The problem with predicting an imminent wave of Mac viruses is that so many people have been wrong before–as Mac blogger John Gruber noted in a post Thursday, titled “Wolf!”, that quoted more than a dozen forecasts of Mac malware doom, going back to 2004. But this time could be different. Veteran Mac journalist Glenn Fleishman surprised a few people, possibly including himself, by repeatedly defending Bott’s analysis in conversations on Twitter.

(This is why you should follow more than one person covering a subject you care about; you’ll see this shop talk among competing reporters and analysts that you’d otherwise miss if you only followed one of those people.)

As a Mac owner and the primary source of tech support for two others (my mom and my mother-in-law), I’m not too worried about Mac trojans. I think Bott slightly oversells that risk, for two reasons.

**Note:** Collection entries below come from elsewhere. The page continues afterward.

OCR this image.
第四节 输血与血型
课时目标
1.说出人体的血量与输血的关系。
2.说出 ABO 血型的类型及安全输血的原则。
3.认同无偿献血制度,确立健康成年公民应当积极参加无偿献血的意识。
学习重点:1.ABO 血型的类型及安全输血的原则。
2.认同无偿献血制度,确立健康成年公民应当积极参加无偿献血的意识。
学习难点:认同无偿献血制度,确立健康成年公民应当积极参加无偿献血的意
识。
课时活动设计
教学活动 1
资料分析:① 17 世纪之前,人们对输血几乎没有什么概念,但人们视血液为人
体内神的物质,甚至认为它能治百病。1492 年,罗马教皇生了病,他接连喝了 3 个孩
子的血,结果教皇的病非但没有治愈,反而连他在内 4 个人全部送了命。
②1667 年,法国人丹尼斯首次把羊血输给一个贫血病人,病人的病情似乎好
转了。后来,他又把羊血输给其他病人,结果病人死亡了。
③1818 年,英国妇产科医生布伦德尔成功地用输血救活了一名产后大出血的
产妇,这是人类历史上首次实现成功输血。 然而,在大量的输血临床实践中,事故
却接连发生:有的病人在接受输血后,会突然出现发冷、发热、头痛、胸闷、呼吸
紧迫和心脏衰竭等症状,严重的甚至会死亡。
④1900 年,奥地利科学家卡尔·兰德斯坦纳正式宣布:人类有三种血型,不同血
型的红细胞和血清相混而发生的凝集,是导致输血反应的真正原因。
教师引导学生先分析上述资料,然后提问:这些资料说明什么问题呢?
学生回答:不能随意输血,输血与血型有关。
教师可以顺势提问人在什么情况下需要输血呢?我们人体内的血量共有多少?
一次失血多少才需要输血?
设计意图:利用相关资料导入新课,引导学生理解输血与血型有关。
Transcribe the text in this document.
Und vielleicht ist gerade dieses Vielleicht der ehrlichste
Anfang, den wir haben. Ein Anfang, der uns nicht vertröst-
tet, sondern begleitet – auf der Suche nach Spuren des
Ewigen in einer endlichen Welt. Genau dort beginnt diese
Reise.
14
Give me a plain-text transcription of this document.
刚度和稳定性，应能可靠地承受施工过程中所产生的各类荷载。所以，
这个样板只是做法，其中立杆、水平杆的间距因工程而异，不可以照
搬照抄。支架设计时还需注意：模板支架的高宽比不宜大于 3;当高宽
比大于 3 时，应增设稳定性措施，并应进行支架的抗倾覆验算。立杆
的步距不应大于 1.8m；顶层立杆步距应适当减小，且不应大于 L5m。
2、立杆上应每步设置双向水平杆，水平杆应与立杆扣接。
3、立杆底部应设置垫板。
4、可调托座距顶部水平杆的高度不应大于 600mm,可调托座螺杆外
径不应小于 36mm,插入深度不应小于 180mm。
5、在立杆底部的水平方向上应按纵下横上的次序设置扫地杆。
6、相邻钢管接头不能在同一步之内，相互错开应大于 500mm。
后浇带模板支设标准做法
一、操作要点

One, every Mac trojan that I’ve seen so far requires you to type an admin password. Any Mac user with a few weeks of experience should recognize as an unusual sign, reserved only for things like system-software updates and installing printer drivers–other apps only require you to drag their icons to the Applications folder. This sets the Mac apart from Windows, in which almost every single program requires running an installer and authorizing that action by clicking through a User Account Control dialog. That said, recent Windows switchers could easily see a password request from a new OS X app as something normal.

Two, Apple’s Mac App Store provides a safe alternative (though I’m happy it’s not the only way to add third-party software to a Mac.) Somebody worried about getting hit with viruses from strange downloads can stick to that and should be safe. I wish Windows had an equally simple, obvious alternative–a few of my readers at the Post seemed unable to avoid downloading the trojan of the week and desperately needed such an option.

And yet: Over Easter, I expanded my usual troubleshooting of my mom’s iMac by installing the free, open-source ClamXav anti-virus program on that machine.

I’m much more concerned about zero-day exploits of vulnerabilities in OS X’s Internet-facing software. As contests such as the annual Pwn2Own competition have shown, it’s not all that hard to take control of a Mac remotely by luring a victim to a malicious site. The Mac’s growing market share–which Apple put as more than 20 percent of the consumer market in the U.S. back in October–gives malware authors an increasing economic incentive to target those flaws. And Apple’s sometimes-sluggish pace at shipping security fixes makes their job easier.

That’s my worry. I hope I’m wrong about it.